A stream of bad news about wildfires in California and hurricanes in Florida and corrupt politicians getting away with their crimes shoves its way into my brain, but I stop it before it reaches my mouth. I don’t think that’s what he’s asking. He doesn’t want to know about the world. He wants to know about our world.
“Amber quit swimming,” I tell him. He nods solemnly, but he doesn’t seem surprised. I wonder if I was the only one who couldn’t tell how miserable it made her. “She doesn’t seem to regret it at all.”
Harry picks at a scratch on the surface of the table with his fingernails. “You must miss her.”
Not as much as I miss you, I think. But I can’t dwell on that, not here. I’m with him now, and I have to focus on being in the moment. It’s never been an easy thing for me to do, but I’m trying.
“Oh, and Amber was secretly dating my sister for, like, five months,” I tell him. “They’re public now, though.
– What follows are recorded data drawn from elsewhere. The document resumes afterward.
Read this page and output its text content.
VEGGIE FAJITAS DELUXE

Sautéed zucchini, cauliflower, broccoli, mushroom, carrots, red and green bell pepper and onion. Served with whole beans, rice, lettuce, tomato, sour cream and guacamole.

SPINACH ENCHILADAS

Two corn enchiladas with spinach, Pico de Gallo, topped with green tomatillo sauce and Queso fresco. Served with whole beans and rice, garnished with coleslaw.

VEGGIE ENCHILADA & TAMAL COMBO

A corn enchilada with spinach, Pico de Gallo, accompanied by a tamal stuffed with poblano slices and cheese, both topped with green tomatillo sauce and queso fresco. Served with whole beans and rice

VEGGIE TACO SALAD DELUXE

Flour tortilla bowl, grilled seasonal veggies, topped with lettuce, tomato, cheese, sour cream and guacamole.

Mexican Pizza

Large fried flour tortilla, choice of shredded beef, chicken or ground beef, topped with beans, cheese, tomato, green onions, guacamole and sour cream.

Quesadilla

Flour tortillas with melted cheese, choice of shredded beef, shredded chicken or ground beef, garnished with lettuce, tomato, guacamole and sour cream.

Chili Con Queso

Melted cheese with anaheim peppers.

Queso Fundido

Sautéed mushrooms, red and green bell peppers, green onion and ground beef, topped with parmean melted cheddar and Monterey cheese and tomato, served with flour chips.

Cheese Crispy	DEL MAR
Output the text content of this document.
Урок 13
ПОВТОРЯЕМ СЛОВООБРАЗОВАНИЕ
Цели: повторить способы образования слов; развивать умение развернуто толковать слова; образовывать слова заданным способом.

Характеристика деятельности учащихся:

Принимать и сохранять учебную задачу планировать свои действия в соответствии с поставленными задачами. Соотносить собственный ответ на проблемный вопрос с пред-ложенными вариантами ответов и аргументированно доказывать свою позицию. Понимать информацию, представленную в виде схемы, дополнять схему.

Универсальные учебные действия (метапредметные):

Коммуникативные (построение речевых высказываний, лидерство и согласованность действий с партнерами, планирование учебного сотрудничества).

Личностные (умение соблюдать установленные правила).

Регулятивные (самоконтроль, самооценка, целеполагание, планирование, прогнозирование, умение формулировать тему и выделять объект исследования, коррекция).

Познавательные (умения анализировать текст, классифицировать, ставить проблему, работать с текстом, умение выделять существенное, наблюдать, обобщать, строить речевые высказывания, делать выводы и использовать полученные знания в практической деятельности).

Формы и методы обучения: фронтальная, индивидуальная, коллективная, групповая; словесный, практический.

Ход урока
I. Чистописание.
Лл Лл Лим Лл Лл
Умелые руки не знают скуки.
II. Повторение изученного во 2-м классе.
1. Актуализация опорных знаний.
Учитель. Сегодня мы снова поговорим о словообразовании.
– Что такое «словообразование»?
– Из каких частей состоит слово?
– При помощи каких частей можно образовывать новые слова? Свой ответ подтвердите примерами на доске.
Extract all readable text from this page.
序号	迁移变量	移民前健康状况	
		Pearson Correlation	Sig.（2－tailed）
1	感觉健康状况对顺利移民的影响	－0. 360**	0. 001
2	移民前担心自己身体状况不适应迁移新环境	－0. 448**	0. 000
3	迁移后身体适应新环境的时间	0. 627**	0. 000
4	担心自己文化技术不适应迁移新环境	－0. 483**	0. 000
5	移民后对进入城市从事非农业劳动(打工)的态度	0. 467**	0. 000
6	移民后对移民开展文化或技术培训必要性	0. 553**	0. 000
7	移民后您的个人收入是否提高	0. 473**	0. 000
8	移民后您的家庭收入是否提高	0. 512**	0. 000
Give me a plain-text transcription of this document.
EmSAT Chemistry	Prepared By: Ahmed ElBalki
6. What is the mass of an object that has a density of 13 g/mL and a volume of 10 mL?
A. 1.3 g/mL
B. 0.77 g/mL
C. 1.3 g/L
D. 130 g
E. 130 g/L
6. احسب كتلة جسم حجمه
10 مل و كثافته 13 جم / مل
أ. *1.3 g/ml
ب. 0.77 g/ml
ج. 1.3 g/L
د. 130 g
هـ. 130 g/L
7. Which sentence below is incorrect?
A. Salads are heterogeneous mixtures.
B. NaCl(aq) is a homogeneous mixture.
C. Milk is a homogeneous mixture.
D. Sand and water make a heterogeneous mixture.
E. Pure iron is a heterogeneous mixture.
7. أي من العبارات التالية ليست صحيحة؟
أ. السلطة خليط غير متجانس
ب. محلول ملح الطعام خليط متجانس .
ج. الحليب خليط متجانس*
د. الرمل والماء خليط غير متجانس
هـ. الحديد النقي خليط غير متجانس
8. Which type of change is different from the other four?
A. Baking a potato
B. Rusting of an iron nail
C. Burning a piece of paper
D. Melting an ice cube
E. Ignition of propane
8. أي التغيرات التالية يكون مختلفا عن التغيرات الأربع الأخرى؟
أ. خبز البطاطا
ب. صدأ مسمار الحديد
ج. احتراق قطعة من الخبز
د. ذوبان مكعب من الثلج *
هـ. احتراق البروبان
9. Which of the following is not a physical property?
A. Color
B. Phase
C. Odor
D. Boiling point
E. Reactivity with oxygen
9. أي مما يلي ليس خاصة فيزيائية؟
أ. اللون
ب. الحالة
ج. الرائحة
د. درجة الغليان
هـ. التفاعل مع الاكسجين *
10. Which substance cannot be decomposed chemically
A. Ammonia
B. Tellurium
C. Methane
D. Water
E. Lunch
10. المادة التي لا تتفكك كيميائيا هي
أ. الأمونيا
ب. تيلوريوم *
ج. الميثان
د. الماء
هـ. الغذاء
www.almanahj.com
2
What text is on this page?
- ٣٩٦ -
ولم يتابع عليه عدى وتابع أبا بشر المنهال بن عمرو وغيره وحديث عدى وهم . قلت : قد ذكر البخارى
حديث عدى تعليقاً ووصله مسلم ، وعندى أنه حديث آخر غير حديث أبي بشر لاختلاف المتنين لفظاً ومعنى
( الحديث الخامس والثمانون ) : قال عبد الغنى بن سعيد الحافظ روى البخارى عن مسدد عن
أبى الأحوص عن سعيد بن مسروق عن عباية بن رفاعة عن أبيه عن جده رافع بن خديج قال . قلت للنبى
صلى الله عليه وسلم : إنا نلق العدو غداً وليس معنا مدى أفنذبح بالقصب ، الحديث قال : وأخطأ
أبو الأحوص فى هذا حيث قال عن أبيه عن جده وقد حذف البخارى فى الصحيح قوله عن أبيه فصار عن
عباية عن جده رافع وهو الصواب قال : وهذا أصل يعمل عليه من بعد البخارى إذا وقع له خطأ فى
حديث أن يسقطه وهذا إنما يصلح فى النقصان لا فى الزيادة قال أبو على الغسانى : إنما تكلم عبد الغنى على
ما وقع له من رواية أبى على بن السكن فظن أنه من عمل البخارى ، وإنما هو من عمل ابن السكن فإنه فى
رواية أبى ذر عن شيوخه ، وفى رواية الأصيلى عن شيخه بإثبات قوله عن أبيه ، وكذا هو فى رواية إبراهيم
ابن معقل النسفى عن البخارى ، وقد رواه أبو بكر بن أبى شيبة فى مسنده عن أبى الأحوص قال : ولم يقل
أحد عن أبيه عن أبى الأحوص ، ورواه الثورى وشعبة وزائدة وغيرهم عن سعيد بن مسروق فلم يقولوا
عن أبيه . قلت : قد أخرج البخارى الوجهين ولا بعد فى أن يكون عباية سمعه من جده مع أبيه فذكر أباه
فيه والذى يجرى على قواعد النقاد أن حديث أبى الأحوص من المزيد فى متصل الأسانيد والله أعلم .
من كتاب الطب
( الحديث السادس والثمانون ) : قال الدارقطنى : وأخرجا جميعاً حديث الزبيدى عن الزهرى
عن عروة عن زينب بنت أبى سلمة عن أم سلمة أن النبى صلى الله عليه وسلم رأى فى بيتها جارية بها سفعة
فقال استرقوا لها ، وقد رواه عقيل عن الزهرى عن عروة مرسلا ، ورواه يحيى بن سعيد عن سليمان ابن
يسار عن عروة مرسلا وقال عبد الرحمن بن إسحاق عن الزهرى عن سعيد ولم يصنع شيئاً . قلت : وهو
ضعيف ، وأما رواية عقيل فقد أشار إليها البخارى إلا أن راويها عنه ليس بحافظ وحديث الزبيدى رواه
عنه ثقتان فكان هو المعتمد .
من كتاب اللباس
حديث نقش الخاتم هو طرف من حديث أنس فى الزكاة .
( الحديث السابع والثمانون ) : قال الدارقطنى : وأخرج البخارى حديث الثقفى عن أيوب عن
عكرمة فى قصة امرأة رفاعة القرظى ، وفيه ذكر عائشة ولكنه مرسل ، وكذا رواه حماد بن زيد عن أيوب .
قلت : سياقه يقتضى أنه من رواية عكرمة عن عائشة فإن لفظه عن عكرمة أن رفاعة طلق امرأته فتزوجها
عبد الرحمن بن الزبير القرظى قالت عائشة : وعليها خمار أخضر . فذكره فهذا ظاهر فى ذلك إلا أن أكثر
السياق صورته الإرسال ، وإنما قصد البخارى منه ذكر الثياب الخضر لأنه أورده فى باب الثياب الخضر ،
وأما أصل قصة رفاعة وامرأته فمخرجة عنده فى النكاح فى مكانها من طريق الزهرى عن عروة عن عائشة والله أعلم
It’s excruciatingly sweet.”
As she promised, Nina came out to my parents as pansexual, and told them about Amber. They’re open at school, too, holding hands as they walk down the hallways and kissing between classes. Amber and I haven’t been hanging out as much, not with Trials a month away, but every time I see her it’s like someone turned on a light bulb inside of her—she radiates joy.
I’m glad for her, and for Nina, but seeing how content Amber is now that she’s done with the sport has been bringing up some complicated feelings. Sometimes I wonder whether, if I’d done the same thing, I’d be happier, too.